Six rounds of IV chemotherapy followed, using a port near her rib cage.
“For eight hours they chemo wash you. They turn you around. Every 8 hours. That was the toughest six months of my life.” And that’s when she stopped recognizing herself. “You weigh 80 pounds, no hair, no eyelashes.”
She recovered and had a reprieve until the cancer returned 15 months later, in her spleen and liver. Another surgery was on the horizon and six more months of chemotherapy.
In 2017, she started taking a drug called a PARP inhibitor, which prevents cancer cells from repairing their damaged DNA and multiplying.

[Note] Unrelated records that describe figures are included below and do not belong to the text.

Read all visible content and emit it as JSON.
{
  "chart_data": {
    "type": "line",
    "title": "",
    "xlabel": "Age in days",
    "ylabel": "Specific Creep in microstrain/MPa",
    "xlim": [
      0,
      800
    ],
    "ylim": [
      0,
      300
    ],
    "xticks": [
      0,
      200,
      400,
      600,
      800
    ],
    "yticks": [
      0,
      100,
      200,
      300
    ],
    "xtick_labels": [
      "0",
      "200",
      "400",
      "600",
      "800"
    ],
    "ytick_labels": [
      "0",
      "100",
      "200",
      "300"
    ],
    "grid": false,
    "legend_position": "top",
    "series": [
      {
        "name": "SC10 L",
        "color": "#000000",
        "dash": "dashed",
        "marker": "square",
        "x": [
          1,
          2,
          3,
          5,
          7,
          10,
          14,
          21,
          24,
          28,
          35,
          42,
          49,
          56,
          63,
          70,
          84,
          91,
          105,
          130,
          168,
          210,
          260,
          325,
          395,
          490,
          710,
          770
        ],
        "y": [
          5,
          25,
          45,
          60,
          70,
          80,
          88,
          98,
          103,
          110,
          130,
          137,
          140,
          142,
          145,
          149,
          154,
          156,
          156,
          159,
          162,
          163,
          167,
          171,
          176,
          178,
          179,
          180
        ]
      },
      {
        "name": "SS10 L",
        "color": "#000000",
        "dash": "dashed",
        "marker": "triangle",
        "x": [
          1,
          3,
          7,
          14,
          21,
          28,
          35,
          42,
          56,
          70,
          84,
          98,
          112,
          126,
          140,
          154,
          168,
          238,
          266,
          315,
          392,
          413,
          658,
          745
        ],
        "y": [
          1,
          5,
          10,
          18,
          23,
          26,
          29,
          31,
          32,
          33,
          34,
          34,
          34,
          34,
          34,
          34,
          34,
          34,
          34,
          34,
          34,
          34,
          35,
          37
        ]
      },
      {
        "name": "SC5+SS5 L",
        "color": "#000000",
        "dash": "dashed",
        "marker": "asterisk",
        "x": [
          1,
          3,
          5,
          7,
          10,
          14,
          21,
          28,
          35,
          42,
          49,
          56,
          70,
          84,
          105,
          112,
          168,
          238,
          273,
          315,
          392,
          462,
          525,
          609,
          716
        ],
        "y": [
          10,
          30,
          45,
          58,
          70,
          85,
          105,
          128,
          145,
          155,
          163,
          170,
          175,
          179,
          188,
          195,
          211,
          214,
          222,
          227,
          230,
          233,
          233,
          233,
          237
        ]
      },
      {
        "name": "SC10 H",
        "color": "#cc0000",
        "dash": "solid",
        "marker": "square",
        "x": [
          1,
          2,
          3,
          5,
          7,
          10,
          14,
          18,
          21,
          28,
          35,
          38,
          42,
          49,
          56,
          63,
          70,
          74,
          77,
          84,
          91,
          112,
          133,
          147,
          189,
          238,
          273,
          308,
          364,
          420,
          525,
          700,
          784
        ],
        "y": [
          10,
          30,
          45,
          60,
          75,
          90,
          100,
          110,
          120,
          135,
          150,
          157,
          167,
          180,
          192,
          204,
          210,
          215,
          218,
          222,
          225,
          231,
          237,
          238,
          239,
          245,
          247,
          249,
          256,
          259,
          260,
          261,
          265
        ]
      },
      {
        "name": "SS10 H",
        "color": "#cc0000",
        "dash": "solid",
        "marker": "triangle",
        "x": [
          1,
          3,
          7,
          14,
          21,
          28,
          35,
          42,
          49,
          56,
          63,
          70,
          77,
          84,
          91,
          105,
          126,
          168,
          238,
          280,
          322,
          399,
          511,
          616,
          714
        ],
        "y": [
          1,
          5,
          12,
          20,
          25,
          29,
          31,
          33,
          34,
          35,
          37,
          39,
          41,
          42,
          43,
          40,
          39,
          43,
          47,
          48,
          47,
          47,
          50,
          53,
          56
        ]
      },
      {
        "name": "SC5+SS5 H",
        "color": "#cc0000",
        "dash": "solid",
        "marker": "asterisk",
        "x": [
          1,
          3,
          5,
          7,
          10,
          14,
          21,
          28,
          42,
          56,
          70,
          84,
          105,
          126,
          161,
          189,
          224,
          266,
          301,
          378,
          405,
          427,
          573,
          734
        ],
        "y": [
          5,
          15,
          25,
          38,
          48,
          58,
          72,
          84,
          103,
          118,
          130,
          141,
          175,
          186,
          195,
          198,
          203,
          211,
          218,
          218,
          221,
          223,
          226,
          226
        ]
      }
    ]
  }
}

Pollex also got into integrative modalities and noticed another area for improvement in the cancer world.
“There’s such a breakdown in our system of teaching cancer patients how to take care of themselves after we pump them full of drugs. You cannot be in the same environment you got sick in. We need to be teaching patients that,” she said.
Learning About Ovarian Cancer
Ovarian cancer, like what Pollex has, is a type of cancer that starts in the ovaries, which are the female reproductive organs that produce eggs. It is often called the “cancer that whispers,” as women don’t often experience symptoms until it has reached later stages, says Dr. Beth Karlan, director of the Women’s Cancer Program at the Cedars-Sinai Medical Center.

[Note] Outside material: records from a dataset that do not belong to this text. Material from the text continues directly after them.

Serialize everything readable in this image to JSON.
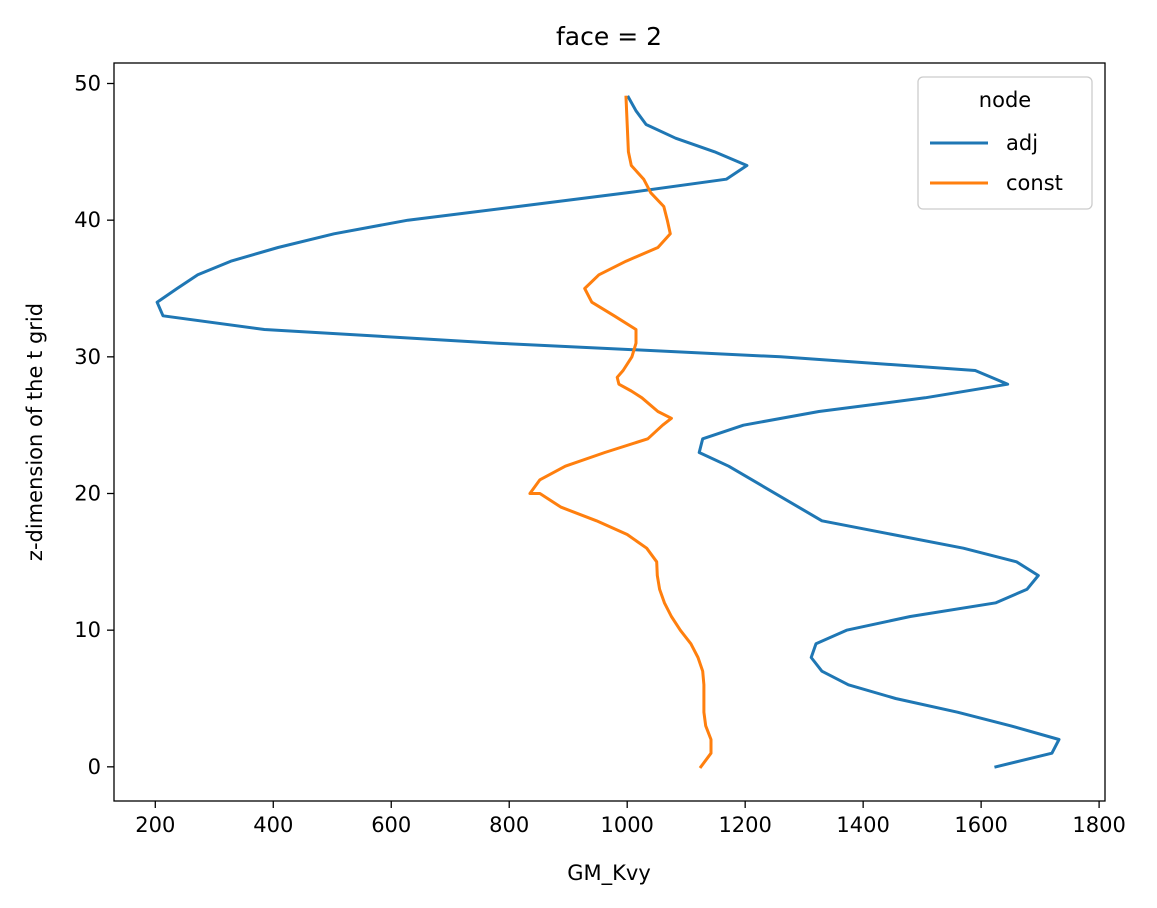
{
  "chart_data": {
    "type": "line",
    "title": "face = 2",
    "xlabel": "GM_Kvy",
    "ylabel": "z-dimension of the t grid",
    "xlim": [
      130,
      1810
    ],
    "ylim": [
      -2.5,
      51.5
    ],
    "xticks": [
      200,
      400,
      600,
      800,
      1000,
      1200,
      1400,
      1600,
      1800
    ],
    "yticks": [
      0,
      10,
      20,
      30,
      40,
      50
    ],
    "grid": false,
    "legend": {
      "title": "node",
      "placement": "top-right"
    },
    "series": [
      {
        "name": "adj",
        "color": "#1f77b4",
        "x": [
          1625,
          1720,
          1732,
          1650,
          1560,
          1455,
          1375,
          1330,
          1312,
          1320,
          1372,
          1480,
          1625,
          1678,
          1697,
          1660,
          1570,
          1450,
          1330,
          1172,
          1122,
          1128,
          1197,
          1325,
          1505,
          1645,
          1590,
          1260,
          780,
          385,
          213,
          203,
          237,
          272,
          328,
          408,
          503,
          628,
          815,
          1000,
          1168,
          1203,
          1148,
          1082,
          1032,
          1015,
          1002
        ],
        "y": [
          0,
          1,
          2,
          3,
          4,
          5,
          6,
          7,
          8,
          9,
          10,
          11,
          12,
          13,
          14,
          15,
          16,
          17,
          18,
          22,
          23,
          24,
          25,
          26,
          27,
          28,
          29,
          30,
          31,
          32,
          33,
          34,
          35,
          36,
          37,
          38,
          39,
          40,
          41,
          42,
          43,
          44,
          45,
          46,
          47,
          48,
          49
        ]
      },
      {
        "name": "const",
        "color": "#ff7f0e",
        "x": [
          1125,
          1142,
          1142,
          1133,
          1130,
          1130,
          1130,
          1128,
          1120,
          1108,
          1090,
          1075,
          1063,
          1055,
          1051,
          1050,
          1033,
          1000,
          948,
          888,
          852,
          835,
          852,
          895,
          962,
          1035,
          1060,
          1075,
          1052,
          1025,
          1007,
          986,
          983,
          993,
          1008,
          1015,
          1015,
          978,
          940,
          928,
          952,
          998,
          1052,
          1073,
          1068,
          1062,
          1040,
          1028,
          1007,
          1002,
          1000,
          999,
          998
        ],
        "y": [
          0,
          1,
          2,
          3,
          4,
          5,
          6,
          7,
          8,
          9,
          10,
          11,
          12,
          13,
          14,
          15,
          16,
          17,
          18,
          19,
          20,
          20,
          21,
          22,
          23,
          24,
          25,
          25.5,
          26,
          27,
          27.5,
          28,
          28.5,
          29,
          30,
          31,
          32,
          33,
          34,
          35,
          36,
          37,
          38,
          39,
          40,
          41,
          42,
          43,
          44,
          45,
          47,
          48,
          49
        ]
      }
    ]
  }
}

Recognizing ovarian cancer warning signs is extremely important. If symptoms do present, they may include:
- Feeling full earlier/decrease in appetite
- Feeling bloated
- Changes in bowel habits
- Pain in the pelvis
- Urinary symptoms, such as an urgent need to go
- Extreme fatigue
- Abdominal swelling
- Pain during sex
Dr. Karlan tells SurvivorNet that she and many other doctors urge women to be vigilant of changes to their bodies and get the tests and screenings they need. Due to many of these symptoms being associated with women’s menstrual cycles, it may be necessary to be insistent with doctors who may want to write off symptoms.
In her conversation with SurvivorNet, Dr. Karlan pointed out the average delay from the time a woman notices symptoms to the time that she is diagnosed with ovarian cancer is around 9 months.
“That’s why, if you do have these symptoms, even if it’s only for two weeks, but they’re happening everyday and seem to be getting worse, you should call your doctor and say, ‘I’m having these symptoms. I’m concerned it could be ovarian cancer. Can I have an ultrasound and a CA-125,'” Dr. Karlan said.